The rift within the worldwide Anglican church over homosexuality is focusing attention on this month’s meeting, from Sept. 20-25, of the Episcopal Church’s bishops, since the national archbishops, or primates, of the worldwide Anglican Communion gave the bishops until Sept. 30 to agree to their demands concerning sexuality.
The controversy is also causing turmoil in the planning for the 2008 Lambeth Conference, the once-per-decade gathering of all the world’s Anglican bishops.
The primates want the U.S. church to agree not to authorize a blessing rite for same-sex couples and not elect another bishop in a same-sex relationship “unless some new consensus on these matters emerges across the communion.”
The bishops will be meeting in New Orleans and will be joined for two days by the Archbishop of Canterbury, Rowan Williams. The sessions are not open to the public, but news conferences are scheduled.
In their communique after a meeting in Tanzania last February, the primates said that “if the reassurances requested of the house of bishops cannot in good conscience be given, the relationship between the Episcopal Church and Anglican Communion as a whole remains damaged at best, and this has consequences for the full participation of the church in the life of the communion.”
However, in mid-June, the American church’s Executive Council, meeting in Parsippany, N.J., “questioned the authority of the primates to impose deadlines and demands upon any of the churches of the Anglican Communion.”
Various groups are talking of boycotting the July 16-Aug. 4 Lambeth Conference, since Archbishop Williams has invited American gay bishop Gene Robinson as a “guest” (rather than a full participant) and declined to invite American conservative Martyn Minns, consecrated a bishop by African bishops outside the U.S. Episcopal Church.
Although Archbishop Wil-liams’ letter told the invitees that a response by July 31 “would be a great help,” the five bishops of the conservative diocese of Sydney, Australia, said they could not reply to the Lambeth invitation until they had seen the U.S. bishops’ response to the primates’ communique.
A meeting of conservative leaders called the Global South Steering Committee in mid-July warned that they would not participate in Lambeth without “discipline” and “reconciliation” in the Communion. However, a prominent Church of England cleric, Archbishop of York John Sentamu, warned conservative leaders that they would effectively expel themselves from the communion if they stayed away.
In late July, a breakaway group of U.S. dioceses and parishes, the Anglican Communion Network, heard its leader, Bishop Robert Duncan of Pittsburgh, state that the Episcopal Church is “lost and something will have to replace it.” He also said the Archbishop of Canterbury and the Lambeth Conference are lost as instruments of unity in the Communion.
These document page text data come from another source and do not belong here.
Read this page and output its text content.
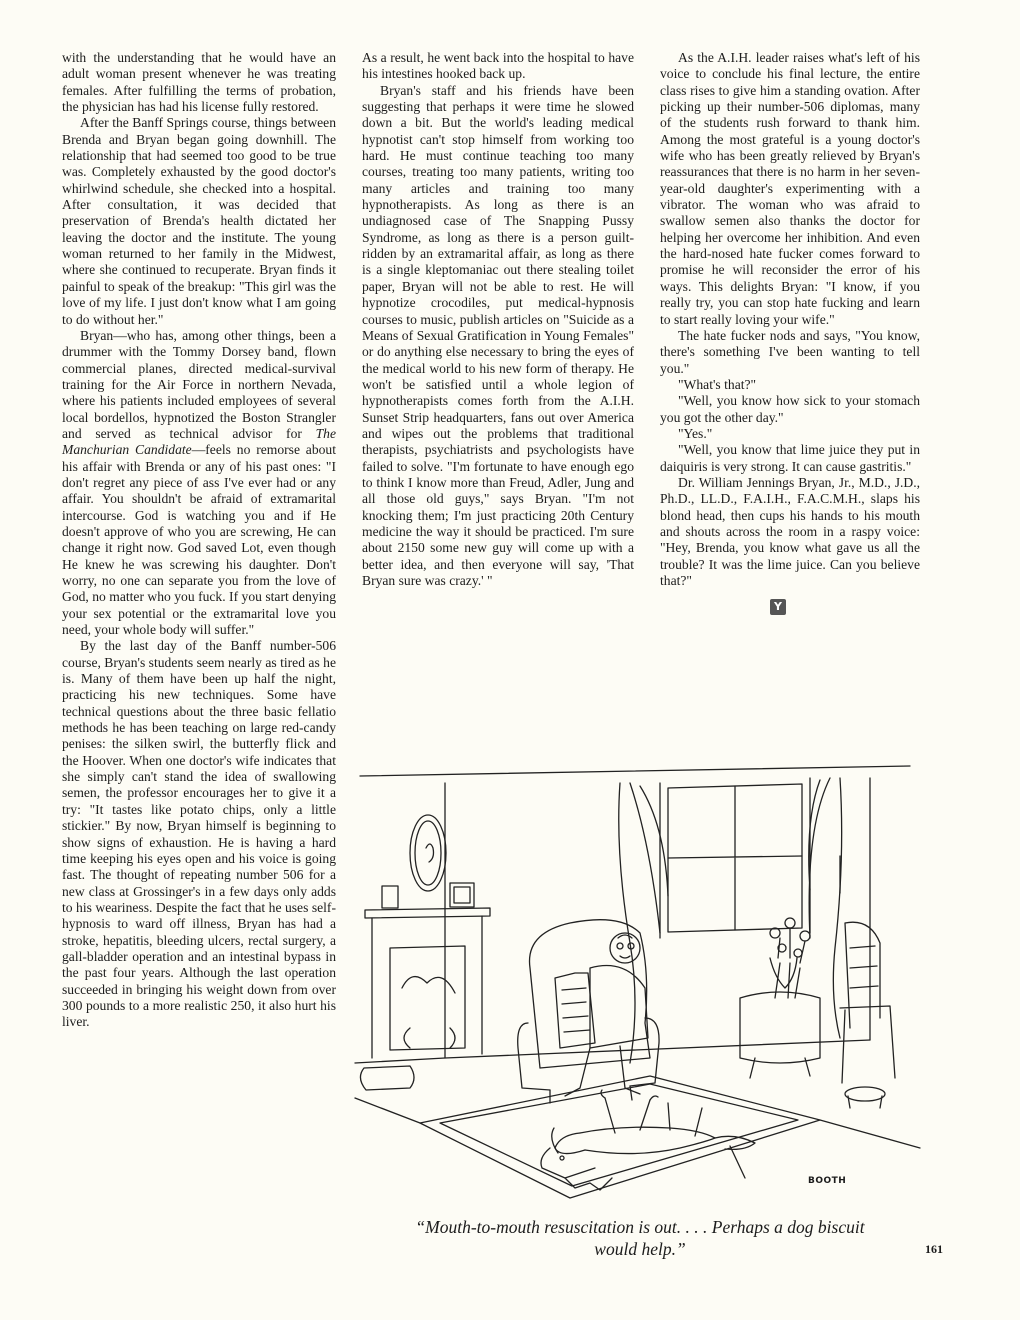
with the understanding that he would have an adult woman present whenever he was treating females. After fulfilling the terms of probation, the physician has had his license fully restored.

After the Banff Springs course, things between Brenda and Bryan began going downhill. The relationship that had seemed too good to be true was. Completely exhausted by the good doctor's whirlwind schedule, she checked into a hospital. After consultation, it was decided that preservation of Brenda's health dictated her leaving the doctor and the institute. The young woman returned to her family in the Midwest, where she continued to recuperate. Bryan finds it painful to speak of the breakup: "This girl was the love of my life. I just don't know what I am going to do without her."

Bryan—who has, among other things, been a drummer with the Tommy Dorsey band, flown commercial planes, directed medical-survival training for the Air Force in northern Nevada, where his patients included employees of several local bordellos, hypnotized the Boston Strangler and served as technical advisor for The Manchurian Candidate—feels no remorse about his affair with Brenda or any of his past ones: "I don't regret any piece of ass I've ever had or any affair. You shouldn't be afraid of extramarital intercourse. God is watching you and if He doesn't approve of who you are screwing, He can change it right now. God saved Lot, even though He knew he was screwing his daughter. Don't worry, no one can separate you from the love of God, no matter who you fuck. If you start denying your sex potential or the extramarital love you need, your whole body will suffer."

By the last day of the Banff number-506 course, Bryan's students seem nearly as tired as he is. Many of them have been up half the night, practicing his new techniques. Some have technical questions about the three basic fellatio methods he has been teaching on large red-candy penises: the silken swirl, the butterfly flick and the Hoover. When one doctor's wife indicates that she simply can't stand the idea of swallowing semen, the professor encourages her to give it a try: "It tastes like potato chips, only a little stickier." By now, Bryan himself is beginning to show signs of exhaustion. He is having a hard time keeping his eyes open and his voice is going fast. The thought of repeating number 506 for a new class at Grossinger's in a few days only adds to his weariness. Despite the fact that he uses self-hypnosis to ward off illness, Bryan has had a stroke, hepatitis, bleeding ulcers, rectal surgery, a gall-bladder operation and an intestinal bypass in the past four years. Although the last operation succeeded in bringing his weight down from over 300 pounds to a more realistic 250, it also hurt his liver.

As a result, he went back into the hospital to have his intestines hooked back up.

Bryan's staff and his friends have been suggesting that perhaps it were time he slowed down a bit. But the world's leading medical hypnotist can't stop himself from working too hard. He must continue teaching too many courses, treating too many patients, writing too many articles and training too many hypnotherapists. As long as there is an undiagnosed case of The Snapping Pussy Syndrome, as long as there is a person guilt-ridden by an extramarital affair, as long as there is a single kleptomaniac out there stealing toilet paper, Bryan will not be able to rest. He will hypnotize crocodiles, put medical-hypnosis courses to music, publish articles on "Suicide as a Means of Sexual Gratification in Young Females" or do anything else necessary to bring the eyes of the medical world to his new form of therapy. He won't be satisfied until a whole legion of hypnotherapists comes forth from the A.I.H. Sunset Strip headquarters, fans out over America and wipes out the problems that traditional therapists, psychiatrists and psychologists have failed to solve. "I'm fortunate to have enough ego to think I know more than Freud, Adler, Jung and all those old guys," says Bryan. "I'm not knocking them; I'm just practicing 20th Century medicine the way it should be practiced. I'm sure about 2150 some new guy will come up with a better idea, and then everyone will say, 'That Bryan sure was crazy.' "

As the A.I.H. leader raises what's left of his voice to conclude his final lecture, the entire class rises to give him a standing ovation. After picking up their number-506 diplomas, many of the students rush forward to thank him. Among the most grateful is a young doctor's wife who has been greatly relieved by Bryan's reassurances that there is no harm in her seven-year-old daughter's experimenting with a vibrator. The woman who was afraid to swallow semen also thanks the doctor for helping her overcome her inhibition. And even the hard-nosed hate fucker comes forward to promise he will reconsider the error of his ways. This delights Bryan: "I know, if you really try, you can stop hate fucking and learn to start really loving your wife."

The hate fucker nods and says, "You know, there's something I've been wanting to tell you."

"What's that?"

"Well, you know how sick to your stomach you got the other day."

"Yes."

"Well, you know that lime juice they put in daiquiris is very strong. It can cause gastritis."

Dr. William Jennings Bryan, Jr., M.D., J.D., Ph.D., LL.D., F.A.I.H., F.A.C.M.H., slaps his blond head, then cups his hands to his mouth and shouts across the room in a raspy voice: "Hey, Brenda, you know what gave us all the trouble? It was the lime juice. Can you believe that?"

Y
BOOTH
“Mouth-to-mouth resuscitation is out. . . . Perhaps a dog biscuit would help.”	161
These statements led prominent conservative Rev. Ephraim Radner on July 31 to announce he was resigning from the network, which he had helped found, saying that Bishop Duncan’s statements “so contradict my sense of calling within this part of Christ’s Body … that I have no choice but to disassociate myself from this group.” Bishop Duncan, he said, has “decided to start a new church. He may call it ‘Anglican’ if he wishes, though I do not recognize the name in these kinds of actions that break communion rather than build it up.”